I have written a web application with C# language, one of its features is file attachment, which can be with extensions such as video, photo, document, etc., these files are sometimes repetitive and sometimes they are bulky, which over time They take up a lot of space, but on the other hand, I want the program to work smarter so that it can recognize which files are duplicates, use previous information, and even report on frequently used files.

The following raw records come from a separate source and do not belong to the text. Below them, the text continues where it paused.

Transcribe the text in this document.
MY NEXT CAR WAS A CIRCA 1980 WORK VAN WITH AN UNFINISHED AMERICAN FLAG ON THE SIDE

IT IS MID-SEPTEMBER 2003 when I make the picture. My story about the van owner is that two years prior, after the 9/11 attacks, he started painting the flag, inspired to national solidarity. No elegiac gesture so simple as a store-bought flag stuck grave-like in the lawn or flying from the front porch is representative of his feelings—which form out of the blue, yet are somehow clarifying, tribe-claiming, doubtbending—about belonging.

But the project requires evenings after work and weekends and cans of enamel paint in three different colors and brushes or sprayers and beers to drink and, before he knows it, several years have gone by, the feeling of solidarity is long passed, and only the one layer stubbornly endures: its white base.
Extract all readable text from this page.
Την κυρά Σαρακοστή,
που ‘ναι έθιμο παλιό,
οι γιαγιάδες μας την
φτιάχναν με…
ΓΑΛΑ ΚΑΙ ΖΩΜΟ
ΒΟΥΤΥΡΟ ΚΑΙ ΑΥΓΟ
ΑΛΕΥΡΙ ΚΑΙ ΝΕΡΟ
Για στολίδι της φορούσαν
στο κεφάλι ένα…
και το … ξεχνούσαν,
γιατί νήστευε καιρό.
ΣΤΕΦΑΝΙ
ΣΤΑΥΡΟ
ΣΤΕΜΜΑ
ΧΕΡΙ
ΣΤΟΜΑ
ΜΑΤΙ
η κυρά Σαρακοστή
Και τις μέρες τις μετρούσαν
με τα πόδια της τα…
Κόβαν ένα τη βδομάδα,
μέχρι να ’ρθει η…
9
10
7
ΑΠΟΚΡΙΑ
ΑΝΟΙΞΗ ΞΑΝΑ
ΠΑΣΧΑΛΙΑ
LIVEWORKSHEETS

For example I wrote a extension method that combine file content and file MIME type and create unique string:
public static string CreateFileKey(this Stream file, string mimeType)
{
if (file is null || file.Length == 0)
throw new ArgumentNullException(nameof(file));
if (string.IsNullOrWhiteSpace(mimeType))
throw new ArgumentNullException(nameof(mimeType));
file.Seek(0, SeekOrigin.Begin);
using var hashAlgorithm = MD5.Create();
using var bufferedFile = new BufferedStream(file);
var hashedFile = hashAlgorithm.ComputeHash(bufferedFile);
var mimeTypeBytes = Encoding.ASCII.GetBytes(mimeType);
var trustedDataForHashing = mimeTypeBytes.Concat(hashedFile).ToArray();
var result = hashAlgorithm.ComputeHash(trustedDataForHashing);
return Convert.ToBase64String(result);
}
Now, I will first check whether a file has been saved with this key or not! We will decide to save the file later.
Is it a good solution to use one of the hash algorithms to generate a unique value for each file?